AUSTIN, Texas — NASA for the first time has released images from the high-tech $10 billion James Webb Space Telescope, capturing the universe.
"They were jaw-dropping," said associate professor of astronomy at the University of Texas at Austin Steven Finkelstein. "The deep-image galaxy cluster and the images we saw today of the stellar birth and stellar death, more galaxies and the exoplanet spectrum, Webb seems to be delivering better than promised."
He said the James Webb telescope that launched six months ago brings amazing clarity to images compared to the Hubble Telescope.
"What used to be kind of a blurry streak, you can see stretched-out spiral arms," he said. "You can see a string of star clusters in the galaxy. The resolution is amazing."
Finkelstein is part of an early science program working with the telescope.
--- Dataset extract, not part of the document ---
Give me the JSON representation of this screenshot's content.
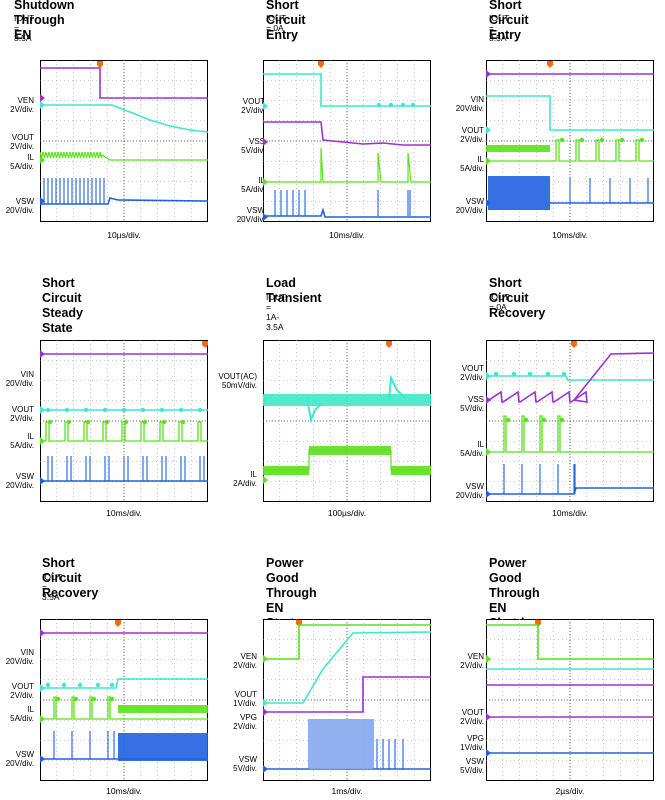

The team he's on is composed of astronomers at UT, around the country and the world.
"The most exciting one we work on here in Austin is searching for the earliest galaxies to form in the universe," he said. "These galaxies are too faint and too red to see with the Hubble Telescope, so we need the large mirror size of JWST and the redder wavelengths it's capable of to really see them."
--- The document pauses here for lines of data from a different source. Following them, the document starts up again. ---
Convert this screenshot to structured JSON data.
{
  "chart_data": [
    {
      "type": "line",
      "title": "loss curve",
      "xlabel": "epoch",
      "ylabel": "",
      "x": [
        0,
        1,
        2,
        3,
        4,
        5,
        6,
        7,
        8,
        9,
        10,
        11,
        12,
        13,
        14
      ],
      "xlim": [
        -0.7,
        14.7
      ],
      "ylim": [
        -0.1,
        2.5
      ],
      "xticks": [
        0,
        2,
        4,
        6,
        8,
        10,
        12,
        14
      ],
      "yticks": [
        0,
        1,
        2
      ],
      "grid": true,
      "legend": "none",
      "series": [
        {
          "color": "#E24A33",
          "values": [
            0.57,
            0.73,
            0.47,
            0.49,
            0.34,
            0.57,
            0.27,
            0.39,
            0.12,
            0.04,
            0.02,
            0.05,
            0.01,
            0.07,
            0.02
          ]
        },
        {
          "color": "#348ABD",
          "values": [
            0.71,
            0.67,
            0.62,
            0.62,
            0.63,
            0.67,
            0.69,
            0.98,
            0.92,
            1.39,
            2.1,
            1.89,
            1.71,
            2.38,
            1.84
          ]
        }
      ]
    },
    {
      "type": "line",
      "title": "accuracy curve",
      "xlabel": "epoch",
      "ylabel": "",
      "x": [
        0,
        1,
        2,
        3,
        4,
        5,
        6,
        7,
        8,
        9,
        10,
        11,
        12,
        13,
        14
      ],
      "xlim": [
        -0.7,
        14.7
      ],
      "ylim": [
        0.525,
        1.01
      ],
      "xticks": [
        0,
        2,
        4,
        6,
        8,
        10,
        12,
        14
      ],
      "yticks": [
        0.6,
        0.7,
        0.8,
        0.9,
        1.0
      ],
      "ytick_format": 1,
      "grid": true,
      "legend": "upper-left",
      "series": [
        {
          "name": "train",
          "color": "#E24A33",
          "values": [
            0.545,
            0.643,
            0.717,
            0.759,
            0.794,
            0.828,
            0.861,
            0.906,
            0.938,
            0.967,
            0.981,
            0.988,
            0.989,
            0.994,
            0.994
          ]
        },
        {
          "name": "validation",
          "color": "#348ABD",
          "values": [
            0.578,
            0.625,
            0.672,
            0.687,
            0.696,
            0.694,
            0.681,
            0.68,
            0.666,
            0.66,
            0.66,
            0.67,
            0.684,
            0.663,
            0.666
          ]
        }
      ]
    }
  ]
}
Some of the images and data from the program he's involved in are expected to be released this week.
"Hoping to see some fairly distance galaxies," said Finkelstein.
Finkelstein said the future is looking very bright for astronomy with this new tool.
"I am sure we are going to be learning out over the next decade-plus with this telescope, but knowledge gained over this first year is going to be amazing," he told KVUE.